The other day I tweeted, tongue in cheek, of some things I was thankful for: electronic devices that obviate the need for decent penmanship, wool socks, a husband who can do math in his head, sour cream.
The sour cream is what started it. I had just licked a large glob of sour cream off of a spoon as I was cleaning up after dinner, and I was feeling so thankful sour cream is not something diabetics are asked to give up.
So, while it may seem I’m being a smart-ass, my heart is filled with gratitude lately, even for little things like dairy products.
As I write this on Wednesday evening, I’m sitting by a warm fire with my daughter on my lap, my husband relaxing nearby. The bills are paid, my fridge is crammed full of food for the day’s feast. It’s beautiful.
No life is untouched by struggles and misfortune. Should I stumble upon a magic lamp, I could easily come up with three wishes, mainly involving the health and well being of loved ones.
But, by and large, I have the sense I am in midst of what could very well be the happiest and most productive time of my life. My cup runneth over — emotionally, materially, people don’t get much luckier. And I’m oh so thankful.
Wishing you and yours a safe and happy Thanksgiving. Thank you so much for reading.
My husband’s parents are in town. (Hi Larry & Deb!) They live in Minnesota, we live in Oregon. If chewing off their own feet would mean they could see Nora more often, they would do it.
So far this week, they have read books, built towers, petted chickens, listened to every song in Nora’s repetoire, gone to the children’s museum and the swimming pool and snapped hundreds of photos — wearing blissed out expressions the entire time.

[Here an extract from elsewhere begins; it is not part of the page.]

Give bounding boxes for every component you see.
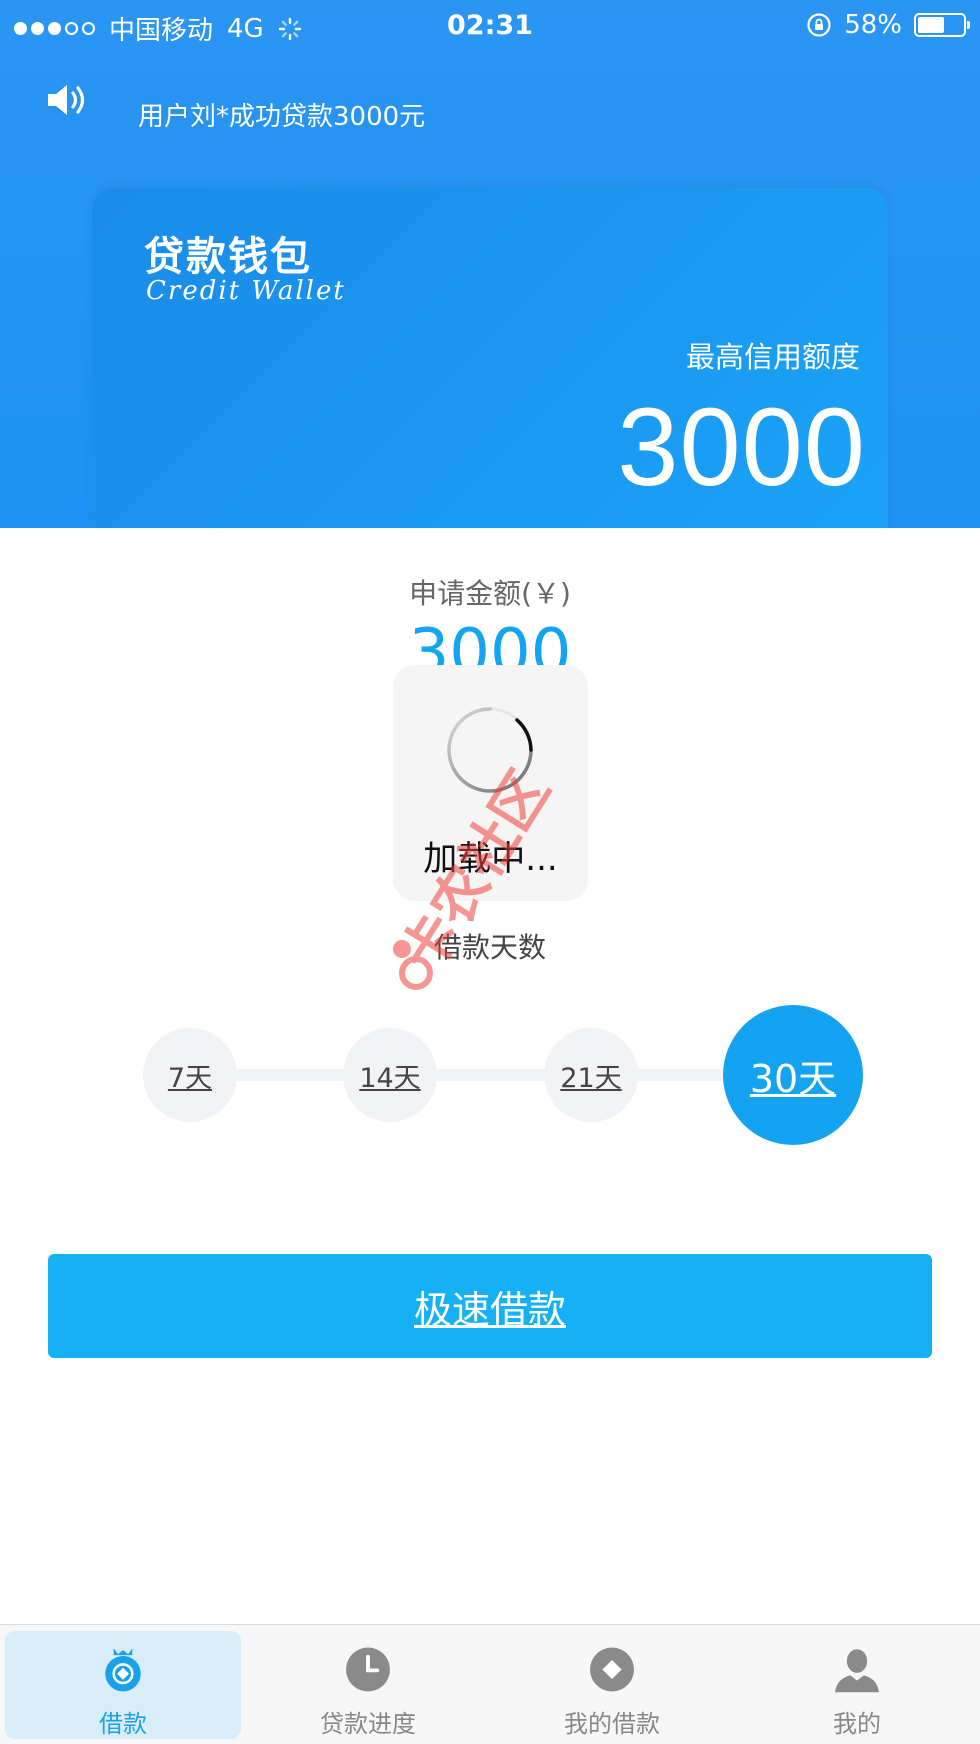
apply-amount-label: 申请金额(￥) — [409, 577, 571, 610]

The extreme admiration is mutual. Nora keeps running up and grabbing Deb’s legs, then looking up and saying, “I like you, Grandma.” She climbs all over her Papa.
I can almost imagination what they must suffer being so far away from their only grandchild. My beautiful nephew lives very far from me, but it’s not really comparable, because I have Nora to snuggle and tend to — it doesn’t leave much time for longing.
As of this month, both my in-laws are now retired. That will leave a lot of time for longing. Perhaps I should get them a puppy?
Last night at dinner, Nora made a representation of our family in asparagus. There were two tall pieces for Ben and me, and a half-eaten one for her. She held the little family up for me to see.
“This is us! This is daddy, and this is you and –” the smallest spear slipped from her hand and onto the floor.
“I want that!” she cried! “I want me!”
I swooped in and plucked Asparagus Nora off the floor just as our dog, Hoover, was moving in to eat her. Strangely, I felt heroic.
Seeing our family in everyday objects is one of Nora’s favorite pastimes. We are toothpicks, candles, pieces of cheese.
Nora sees herself as a character in every book and makes me replace the character’s name with hers. If she tells me she is Swiper Fox, I must read the story using her name in place of his — and she calls me on my every slip of personal pronoun. She is also fond of flipping story lines. When Sophie Gets Angry, Really, Really Angry becomes When Sophie Gets Happy, Really, Really Happy. At the end of the story, when Sophie returns home, instead of the house being warm and smelling good, I must say, “the house was cold and stinky.”
I realized that she is having great fun figuring out her place in the world and then trying to flip that world on its ear. I’m hoping she puts this tactic to good use as she grows older. Or I’m in big trouble.